Никола Тревизан не понимал моих слов, он искал потаенные уголки, в которых, как ему представлялось, гнездились мои неутоленные желания и бурные страсти.
«Вы хотите выйти за меня замуж… или что?»
Мне пригрезились солнце и луна, плавающие в первозданной жидкости, которая состояла из соков семени. Под действием пламени горящей серы жидкость разложилась, сублимировалась и, наконец, сгустилась и стала ртутью.

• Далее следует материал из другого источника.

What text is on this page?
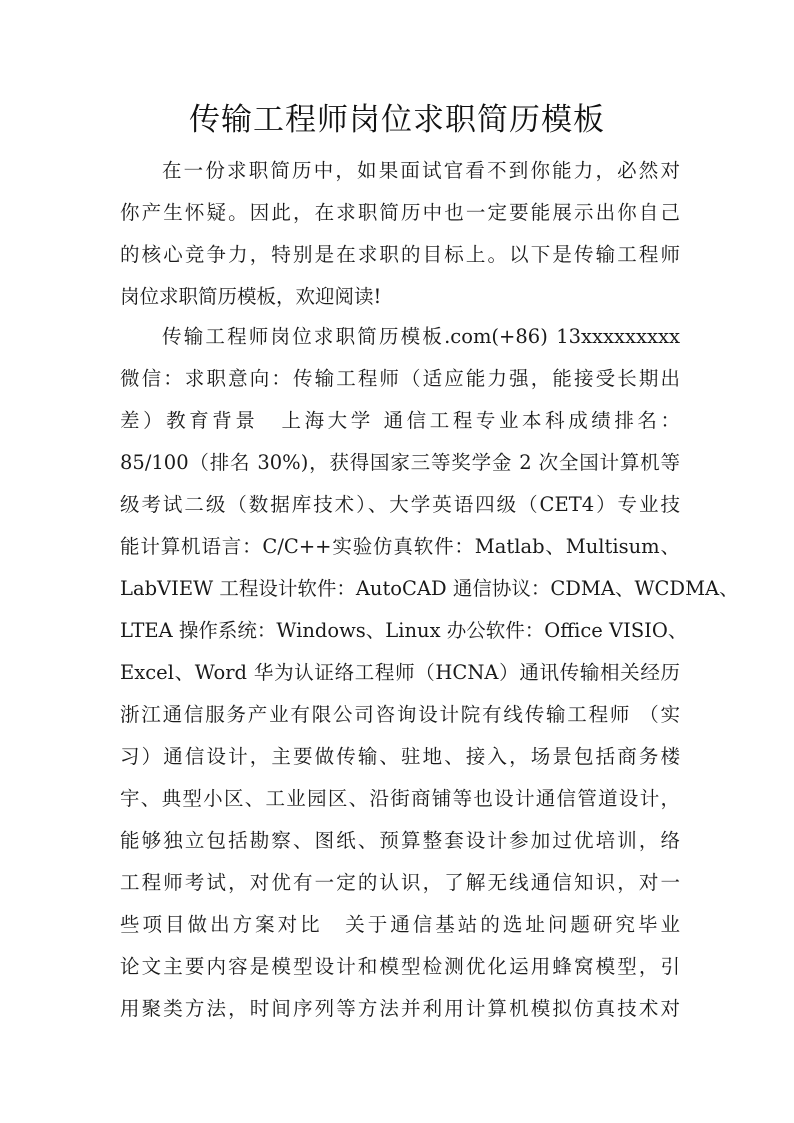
传输工程师岗位求职简历模板
在一份求职简历中，如果面试官看不到你能力，必然对
你产生怀疑。因此，在求职简历中也一定要能展示出你自己
的核心竞争力，特别是在求职的目标上。以下是传输工程师
岗位求职简历模板，欢迎阅读!
传输工程师岗位求职简历模板.com(+86) 13xxxxxxxxx
微信：求职意向：传输工程师（适应能力强，能接受长期出
差）教育背景　上海大学 通信工程专业本科成绩排名：
85/100（排名 30%)，获得国家三等奖学金 2 次全国计算机等
级考试二级（数据库技术）、大学英语四级（CET4）专业技
能计算机语言：C/C++实验仿真软件：Matlab、Multisum、
LabVIEW 工程设计软件：AutoCAD 通信协议：CDMA、WCDMA、
LTEA 操作系统：Windows、Linux 办公软件：Office VISIO、
Excel、Word 华为认证络工程师（HCNA）通讯传输相关经历
浙江通信服务产业有限公司咨询设计院有线传输工程师 （实
习）通信设计，主要做传输、驻地、接入，场景包括商务楼
宇、典型小区、工业园区、沿街商铺等也设计通信管道设计，
能够独立包括勘察、图纸、预算整套设计参加过优培训，络
工程师考试，对优有一定的认识，了解无线通信知识，对一
些项目做出方案对比　关于通信基站的选址问题研究毕业
论文主要内容是模型设计和模型检测优化运用蜂窝模型，引
用聚类方法，时间序列等方法并利用计算机模拟仿真技术对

Я знала, что ты уже была, была испокон веков, прежде чем я зачала тебя. Ты появилась еще до того, как забили первозданные ключи, до того, как окутали землю покровом первые облака. Ты существовала всегда, даже когда твой дух еще не обрел тела. Со всей очевидностью я поняла это, как только замыслила свой план. Никола Тревизану я сказала всю правду:
«Замуж я не стремлюсь, я хочу стать матерью. Мое желание — совокупляться с вами ровно столько, сколько потребуется, чтобы стать беременной, и не более того. Плод нашего краткого соития совершит великое деяние, когда настанет срок. Чтобы исполнить это высокое предназначение, я запаслась душевным покоем, мудростью и силой. Моя дочь будет олицетворенным медом, вратами неба, обителью знания, пальмовой ветвью терпения, тайным цветком, розой среди шипов, вместилищем духа. Она осуществит все, чего не смогла я, оттого что мне не хватило подготовки и времени. Ведь на меня откровение снизошло так поздно, что мне никогда уж не достичь благой вести, но я буду без устали бдить, чтобы ни единого пробела не было в ее воспитании».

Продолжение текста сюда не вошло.